As this issue of The Interim went to press, news came in of the Canadian Medical Association’s annual meeting, where a discussion on euthanasia took place and a new survey on doctors’ attitudes to the practice was released.  To pro-life eyes, perhaps the most shocking result of the survey was the way in which the media distorted survey findings.  Our report of this, unfortunately, must wait until our next issue.

There is no doubt that euthanasia has become the hottest moral issue on the public agenda.  We are currently awaiting the decision by the Supreme Court of Canada on the Sue Rodriguez case, and opinion poll after poll seems to show overwhelming public support for legalizing euthanasia.

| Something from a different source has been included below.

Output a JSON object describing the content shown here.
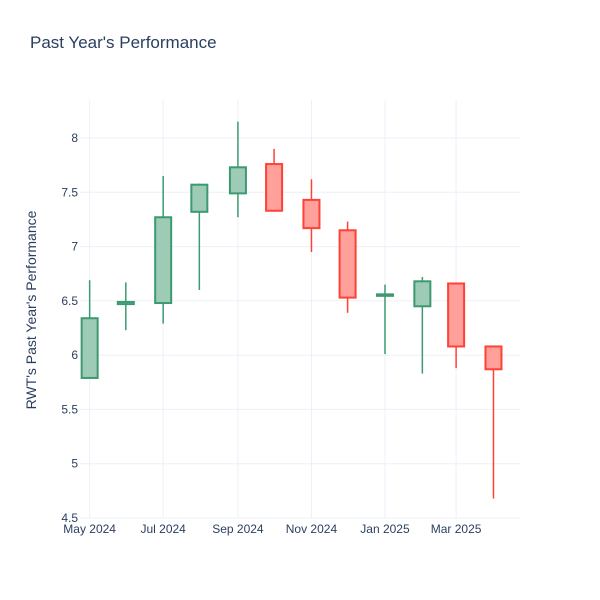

Whet the opinion polls show – and, to some extent, the views of some physicians – is that most people, even those who should know better, understand very little about the issue.

It is vital that pro-lifers begin to dispel the confusion surrounding euthanasia.  We must begin to speak up at every opportunity: in letters to the editor of the daily newspapers; on radio phone-in shows; and so on.  The message we have to get across is simple: euthanasia is not showing compassion for the frail and terminally ill; it is killing them.  Physician-assisted suicide is not merely a medical convenience for those whose disabilities prevent them taking their own lives; it is allowing doctors to kill their patients.

Withholding or withdrawing treatment is not necessarily euthanasia.  If the treatment is no longer of benefit to the patient, or if implementing new treatment will not cure the patient, it is ethically responsible to stop or withhold it.  However, it is not ethically acceptable to remove treatment if the motive is to hasten death.

We must make it clear that assisted nutrition and hydration, in cases such as Shirley Dirk’s, is not treatment.  (See story in this issue).  It is basic, compassionate nursing care.  Removal of such care means death by starvation: a painful, drawn-out death.  (Stopping nutrition during the last stages of the dying process can be ethical when the body can no longer absorb nutrients, and continuing the care would be causing discomfort to the patient.  This part of the dying process, however, does not take 10 days or more.)

The situation should never have arisen where terminally ill people like Sue Rodriguez even consider euthanasia.  Severely injured people like Shirley Dirk, and disabled children, should not be starved to death.  Calling such abuse “compassionate” of “natural” may appease some consciences, but it will never make it right.